PS – For the astute visitor of michaelonsystems who feels they are missing something, we submit that the “Where” is irrelevant in 95% of our work. Numbers are easily transmitted via fiber-optic cable, and little packets of information often are springing hither and yon.

Just do it NOW!!!! (Or What I Learned from Observing my Wife)

I thought I was being smart. See, I figured if I just waited for a while, their would be less effort spent on doing the dishes. You can pile them all up in one spot, and then you can batch-process the whole lot. And the clean dishes in the dishwasher? if you need ’em, just take them straight out of there–saving the time of putting them away at all.

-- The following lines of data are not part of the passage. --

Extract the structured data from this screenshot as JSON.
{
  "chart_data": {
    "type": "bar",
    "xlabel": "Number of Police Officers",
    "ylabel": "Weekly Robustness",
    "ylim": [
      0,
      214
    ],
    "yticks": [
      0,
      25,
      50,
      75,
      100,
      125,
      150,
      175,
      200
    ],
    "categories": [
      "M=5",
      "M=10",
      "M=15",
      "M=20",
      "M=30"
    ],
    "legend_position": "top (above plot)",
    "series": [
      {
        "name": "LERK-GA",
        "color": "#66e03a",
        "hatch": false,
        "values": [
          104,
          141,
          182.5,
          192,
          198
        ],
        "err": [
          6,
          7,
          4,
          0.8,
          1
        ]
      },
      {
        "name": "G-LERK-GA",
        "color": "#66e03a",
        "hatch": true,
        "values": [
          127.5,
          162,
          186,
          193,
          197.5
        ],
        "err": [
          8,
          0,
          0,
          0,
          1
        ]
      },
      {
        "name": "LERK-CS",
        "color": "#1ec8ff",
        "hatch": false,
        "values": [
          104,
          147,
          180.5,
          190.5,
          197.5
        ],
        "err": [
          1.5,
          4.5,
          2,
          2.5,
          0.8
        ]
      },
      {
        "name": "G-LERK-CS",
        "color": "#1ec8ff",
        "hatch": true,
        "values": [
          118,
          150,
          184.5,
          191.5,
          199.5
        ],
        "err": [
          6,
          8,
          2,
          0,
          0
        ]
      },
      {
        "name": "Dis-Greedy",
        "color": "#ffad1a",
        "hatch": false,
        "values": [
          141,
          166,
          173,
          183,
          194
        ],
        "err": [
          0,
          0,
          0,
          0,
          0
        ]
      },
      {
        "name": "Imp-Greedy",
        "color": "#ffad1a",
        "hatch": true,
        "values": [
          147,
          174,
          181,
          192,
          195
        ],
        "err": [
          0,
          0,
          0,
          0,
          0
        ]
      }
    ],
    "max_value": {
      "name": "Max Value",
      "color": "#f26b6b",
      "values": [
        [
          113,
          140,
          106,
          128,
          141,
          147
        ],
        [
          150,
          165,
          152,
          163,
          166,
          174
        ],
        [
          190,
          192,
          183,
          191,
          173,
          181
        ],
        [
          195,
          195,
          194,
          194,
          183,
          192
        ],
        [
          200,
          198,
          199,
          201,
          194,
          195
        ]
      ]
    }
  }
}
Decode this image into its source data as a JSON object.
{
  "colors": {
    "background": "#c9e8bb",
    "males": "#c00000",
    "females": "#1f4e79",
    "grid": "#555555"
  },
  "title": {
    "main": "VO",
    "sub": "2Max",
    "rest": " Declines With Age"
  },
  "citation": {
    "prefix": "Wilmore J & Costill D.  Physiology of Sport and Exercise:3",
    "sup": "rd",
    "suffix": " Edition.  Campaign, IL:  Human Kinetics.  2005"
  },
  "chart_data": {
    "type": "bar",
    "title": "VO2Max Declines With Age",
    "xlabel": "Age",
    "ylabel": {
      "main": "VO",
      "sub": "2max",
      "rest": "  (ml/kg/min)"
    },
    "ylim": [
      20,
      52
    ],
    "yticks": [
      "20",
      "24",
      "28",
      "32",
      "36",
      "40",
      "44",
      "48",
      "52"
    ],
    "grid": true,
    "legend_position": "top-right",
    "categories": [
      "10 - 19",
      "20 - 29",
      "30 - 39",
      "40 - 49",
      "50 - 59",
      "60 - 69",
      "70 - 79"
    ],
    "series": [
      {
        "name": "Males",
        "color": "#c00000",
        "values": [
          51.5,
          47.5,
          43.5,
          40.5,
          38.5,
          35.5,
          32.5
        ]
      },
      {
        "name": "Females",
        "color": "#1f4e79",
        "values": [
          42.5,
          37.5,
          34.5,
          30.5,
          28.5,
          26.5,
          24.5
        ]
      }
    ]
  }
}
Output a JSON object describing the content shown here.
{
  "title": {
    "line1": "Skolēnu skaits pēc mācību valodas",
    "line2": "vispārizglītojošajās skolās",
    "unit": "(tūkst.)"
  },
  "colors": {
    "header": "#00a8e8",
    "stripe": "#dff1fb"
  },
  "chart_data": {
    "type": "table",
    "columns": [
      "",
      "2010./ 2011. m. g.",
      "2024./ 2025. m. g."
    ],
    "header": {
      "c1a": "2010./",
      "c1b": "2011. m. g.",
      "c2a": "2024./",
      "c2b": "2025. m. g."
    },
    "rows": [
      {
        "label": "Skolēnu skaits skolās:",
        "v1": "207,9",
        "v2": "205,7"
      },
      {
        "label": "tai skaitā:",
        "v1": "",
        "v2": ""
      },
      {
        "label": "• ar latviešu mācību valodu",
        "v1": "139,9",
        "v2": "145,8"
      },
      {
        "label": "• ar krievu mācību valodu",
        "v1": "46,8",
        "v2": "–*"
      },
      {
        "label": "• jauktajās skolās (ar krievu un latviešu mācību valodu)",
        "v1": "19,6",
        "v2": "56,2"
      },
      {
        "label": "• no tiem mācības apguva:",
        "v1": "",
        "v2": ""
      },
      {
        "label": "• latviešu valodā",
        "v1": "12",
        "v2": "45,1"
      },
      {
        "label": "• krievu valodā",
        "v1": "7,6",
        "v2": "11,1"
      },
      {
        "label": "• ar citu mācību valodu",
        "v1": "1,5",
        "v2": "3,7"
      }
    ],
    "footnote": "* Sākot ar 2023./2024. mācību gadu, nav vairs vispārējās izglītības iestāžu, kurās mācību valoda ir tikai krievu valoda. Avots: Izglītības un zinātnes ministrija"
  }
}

As long as you put the food away, the dishes are more easily done once per day (maybe even once every TWO days). Work like a madman for 45 minutes and whambam you’re done.

Except it isn’t really all that pleasant. That means that there’s nearly always nasty crusty dishes lying in your sink, taking up the space you might have used to fill your water cup. That special long-handled spoon that you bought in Europe to get jam out of the jar  is underneath the frying pan, covered in chicken grease. There’s no clean coffee cups. And the kitchen, a place that normally is for visiting and for “being family” in is transformed to a barely functional food storage, a place to enter when rumbling tummies or whining children demand, and to exit again as soon as possible.

It’s amazing what changes when Rebecka, my wife of seven years, is around. She doesn’t wait to put things in the dishwasher. She doesn’t stop to do a full motion-study of just how the dishes need to go from left to right to save three motions. She doesn’t wait until the floor is really dirty before she sweeps. She’s constantly in motion, patting here with a cloth, sweeping there with a broom, and dishing steakpans and coffeecups while they’re still warm.

And the kitchen is cozier because of it.

When considering individual tasks, my way is better–it takes less effort. But looking at our family life as a whole, as a system, it’s clear that her method is superior.

And then it hit me–this is exactly what I want in my business, for me and my customers. I want the work done when it is right in front of us. Let us strike when the iron is hot, even if it seems like more work. While allowing for periods of concentration, deal with that email when it comes in, the first time you read it. Don’t let that customer lead get stale. Don’t allow that expense report to go un-reported. Update the bank reconciliation more than once a month. Bill your customers every day, not every 30 days. Assign somebody to the Firemans’ seat, where their job is to respond to customer requests within 5 minutes. Take phone calls instead of just returning them.

I’ve been batch processing too long, and the smell of the chicken grease is starting to get to me.